25.1.06

Le témoignage accablant d'un ex-diplomate britannique

LE MONDE | 25.01.06 | 13h56
STRASBOURG ENVOYÉE SPÉCIALE

Ancien ambassadeur du Royaume-Uni en Ouzbékistan, de 2002 à 2004, Craig Murray a été entendu comme témoin, mardi 24 janvier, par la commission des questions juridiques et des droits de l'homme du Conseil de l'Europe, à l'occasion de la publication du rapport du sénateur suisse Dick Marty sur les transferts secrets de prisonniers par la CIA vers des pays tiers où ils seraient torturés.

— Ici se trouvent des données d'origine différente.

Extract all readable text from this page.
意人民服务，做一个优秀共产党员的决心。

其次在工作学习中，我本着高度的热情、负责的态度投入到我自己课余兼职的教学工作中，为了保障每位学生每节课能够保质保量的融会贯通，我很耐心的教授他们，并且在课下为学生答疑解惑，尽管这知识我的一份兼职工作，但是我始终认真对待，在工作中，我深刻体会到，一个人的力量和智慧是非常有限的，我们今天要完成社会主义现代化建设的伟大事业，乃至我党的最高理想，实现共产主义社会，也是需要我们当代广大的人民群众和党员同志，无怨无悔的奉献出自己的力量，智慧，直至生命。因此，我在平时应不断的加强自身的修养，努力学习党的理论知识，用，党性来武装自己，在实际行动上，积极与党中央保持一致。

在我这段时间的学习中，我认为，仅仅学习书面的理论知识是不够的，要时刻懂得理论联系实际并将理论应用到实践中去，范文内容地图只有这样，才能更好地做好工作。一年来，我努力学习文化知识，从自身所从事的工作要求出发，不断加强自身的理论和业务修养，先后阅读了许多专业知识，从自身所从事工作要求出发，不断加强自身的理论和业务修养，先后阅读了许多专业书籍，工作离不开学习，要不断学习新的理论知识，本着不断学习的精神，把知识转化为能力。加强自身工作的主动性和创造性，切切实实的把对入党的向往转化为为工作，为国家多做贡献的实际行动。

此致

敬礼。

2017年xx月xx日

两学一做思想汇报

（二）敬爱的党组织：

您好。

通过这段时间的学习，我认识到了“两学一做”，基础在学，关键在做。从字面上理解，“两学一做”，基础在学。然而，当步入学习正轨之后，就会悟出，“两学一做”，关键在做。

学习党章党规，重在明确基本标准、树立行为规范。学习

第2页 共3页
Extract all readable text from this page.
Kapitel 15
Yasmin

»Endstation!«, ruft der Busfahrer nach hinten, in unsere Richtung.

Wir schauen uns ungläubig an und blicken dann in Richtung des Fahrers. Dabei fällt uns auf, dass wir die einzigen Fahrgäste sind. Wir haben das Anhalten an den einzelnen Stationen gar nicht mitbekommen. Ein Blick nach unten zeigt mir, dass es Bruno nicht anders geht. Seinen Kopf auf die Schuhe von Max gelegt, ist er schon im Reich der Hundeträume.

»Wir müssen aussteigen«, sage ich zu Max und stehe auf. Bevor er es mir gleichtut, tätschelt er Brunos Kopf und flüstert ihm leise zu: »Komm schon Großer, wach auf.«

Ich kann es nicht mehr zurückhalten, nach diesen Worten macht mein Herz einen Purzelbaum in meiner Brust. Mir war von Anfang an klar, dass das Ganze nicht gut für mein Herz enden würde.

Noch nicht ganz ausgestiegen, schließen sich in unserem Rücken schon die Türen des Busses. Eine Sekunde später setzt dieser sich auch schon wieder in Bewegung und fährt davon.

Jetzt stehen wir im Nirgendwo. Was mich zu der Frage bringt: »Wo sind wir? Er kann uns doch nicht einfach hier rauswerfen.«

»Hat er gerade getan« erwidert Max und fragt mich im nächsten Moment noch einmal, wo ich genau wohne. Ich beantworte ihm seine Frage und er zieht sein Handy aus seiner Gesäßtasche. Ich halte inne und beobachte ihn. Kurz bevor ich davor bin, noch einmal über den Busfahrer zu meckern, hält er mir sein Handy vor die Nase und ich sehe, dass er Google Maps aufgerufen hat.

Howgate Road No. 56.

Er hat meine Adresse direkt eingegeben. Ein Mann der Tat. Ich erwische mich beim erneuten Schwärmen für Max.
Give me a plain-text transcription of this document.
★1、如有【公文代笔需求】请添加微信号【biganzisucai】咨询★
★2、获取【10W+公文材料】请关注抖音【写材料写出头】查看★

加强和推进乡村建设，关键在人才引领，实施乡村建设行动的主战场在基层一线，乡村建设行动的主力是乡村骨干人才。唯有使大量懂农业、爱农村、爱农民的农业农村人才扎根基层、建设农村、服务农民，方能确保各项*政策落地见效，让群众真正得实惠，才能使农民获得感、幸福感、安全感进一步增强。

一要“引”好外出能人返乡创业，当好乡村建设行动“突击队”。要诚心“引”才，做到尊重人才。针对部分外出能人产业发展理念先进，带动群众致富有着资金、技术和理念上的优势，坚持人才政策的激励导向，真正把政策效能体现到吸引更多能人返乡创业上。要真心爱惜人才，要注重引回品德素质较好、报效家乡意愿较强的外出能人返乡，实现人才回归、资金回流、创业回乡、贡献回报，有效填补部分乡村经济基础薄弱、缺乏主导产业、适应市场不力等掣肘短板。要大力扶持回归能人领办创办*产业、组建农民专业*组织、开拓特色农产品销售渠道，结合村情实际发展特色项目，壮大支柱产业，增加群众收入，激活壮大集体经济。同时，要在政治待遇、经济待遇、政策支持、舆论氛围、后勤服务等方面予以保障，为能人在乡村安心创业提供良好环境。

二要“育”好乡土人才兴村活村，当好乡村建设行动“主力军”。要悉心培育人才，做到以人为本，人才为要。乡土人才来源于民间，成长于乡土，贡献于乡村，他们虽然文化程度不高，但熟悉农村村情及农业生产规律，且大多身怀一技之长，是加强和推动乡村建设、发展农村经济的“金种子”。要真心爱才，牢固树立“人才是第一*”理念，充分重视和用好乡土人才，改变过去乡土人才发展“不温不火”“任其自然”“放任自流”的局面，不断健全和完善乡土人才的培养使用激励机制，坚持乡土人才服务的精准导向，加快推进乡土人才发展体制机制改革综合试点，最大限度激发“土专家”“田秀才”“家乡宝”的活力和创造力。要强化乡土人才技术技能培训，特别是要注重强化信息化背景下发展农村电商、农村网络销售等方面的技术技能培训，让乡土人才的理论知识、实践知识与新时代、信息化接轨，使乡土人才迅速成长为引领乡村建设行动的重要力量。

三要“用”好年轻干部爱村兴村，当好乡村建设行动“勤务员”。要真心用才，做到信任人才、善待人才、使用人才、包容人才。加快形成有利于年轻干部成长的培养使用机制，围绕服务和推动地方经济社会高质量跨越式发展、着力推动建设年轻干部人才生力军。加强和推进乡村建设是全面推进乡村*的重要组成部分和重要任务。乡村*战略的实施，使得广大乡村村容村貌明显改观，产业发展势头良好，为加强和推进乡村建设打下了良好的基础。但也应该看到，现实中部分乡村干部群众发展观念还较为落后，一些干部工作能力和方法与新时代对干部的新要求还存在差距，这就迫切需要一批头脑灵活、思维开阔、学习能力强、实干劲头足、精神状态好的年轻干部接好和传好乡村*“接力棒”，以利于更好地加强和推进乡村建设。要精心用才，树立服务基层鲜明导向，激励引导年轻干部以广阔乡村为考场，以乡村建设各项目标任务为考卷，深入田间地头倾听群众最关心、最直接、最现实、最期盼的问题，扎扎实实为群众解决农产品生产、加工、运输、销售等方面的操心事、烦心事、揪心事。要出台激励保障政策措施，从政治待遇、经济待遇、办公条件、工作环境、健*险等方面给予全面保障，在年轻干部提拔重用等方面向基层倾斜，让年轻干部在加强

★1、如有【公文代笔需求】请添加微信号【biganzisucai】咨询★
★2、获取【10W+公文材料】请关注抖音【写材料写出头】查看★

M.Murray avait été renvoyé du Foreign Office en octobre 2004, après avoir publiquement dénoncé l'utilisation par les services secrets britanniques et américains d'informations recueillies au moyen de la torture, notamment en Ouzbékistan.
"Lorsque j'étais en fonctions , a raconté M.Murray à des journalistes, j'ai eu la preuve que les Etats-Unis avaient transféré vers l'Ouzbékistan, pour qu'ils y soient interrogés, des prisonniers en provenance de la base de Bagram en Afghanistan. Il s'agissait de ressortissants ouzbeks, et aussi, j'en ai la conviction, de citoyens afghans d'origine ouzbèke ". La pratique de la torture dans les prisons d'Ouzbékistan a été décrite par un rapport de l'ONU en 2002 comme "étendue et systémique".
Le MI-6 (services secrets britanniques), la CIA, le GCHQ et la NSA (respectivement les renseignements militaires britanniques et américains), "admettent parfaitement de recevoir et d'utiliser des informations obtenues par la torture" dans des pays étrangers, affirme M.Murray.
" Lorsque j'exerçais mes fonctions au Foreign Office, j'ai vu des documents de la CIA dont le contenu provenait pour la plupart de dépositions de prisonniers torturés. Ces documents étaient intitulés "From Detainee Briefing " (Provenant d'une déclaration de détenu) sans que les conditions dans lesquelles cela avait été fait ne soient précisées", relate M.Murray.
L'absence de pareils détails, ainsi que de noms des personnes interrogées, "permet à des gens comme Condoleeza Rice ou Jack Straw de prétendre que, à leur connaissance, ils n'ont jamais fait usage d'informations recueillies sous la torture. En réalité, c'est faux", accuse M.Murray. "Au niveau opérationnel, au niveau du travail sur le terrain, chacun sait très bien comment ces information sont obtenues". Le subterfuge des responsables américains et britanniques, dit-il, consiste à prétendre ne jamais avoir ordonné spécifiquement qu'un détenu soit torturé, que ce soit par des agents américains ou étrangers.
L'ancien ambassadeur souligne que cette acceptation non dite de la torture est au coeur du système des "restitutions" de prisons par la CIA à des pays étrangers, dénoncé dans le rapport de Dick Marty.
M.Murray met par ailleurs fortement en doute la qualité des informations obtenues par ces méthodes, en Ouzbékistan ainsi que dans des pays du Moyen-Orient vers lesquels les vols secrets de la CIA ont été dirigés. " J'ai eu connaissance de centaines de cas en Ouzbékistan où les personnes détenues l'étaient pour des motifs religieux ou politiques, sans avoir le moindre lien avec le terrorisme. Dans seulement une poignée de cas, la torture n'avait pas été utilisée".
M.Murray raconte avoir été rappelé à Londres en 2003, par les services britanniques, pour être rabroué, après avoir écrit dans un de ses télégrammes d'ambassadeur : " Nous avons reçu, via les Etats-Unis, des renseignements obtenus sous la torture par les services secrets ouzbeks. Nous devrions arrêter cela. Ce sont de toute façon de mauvais renseignements".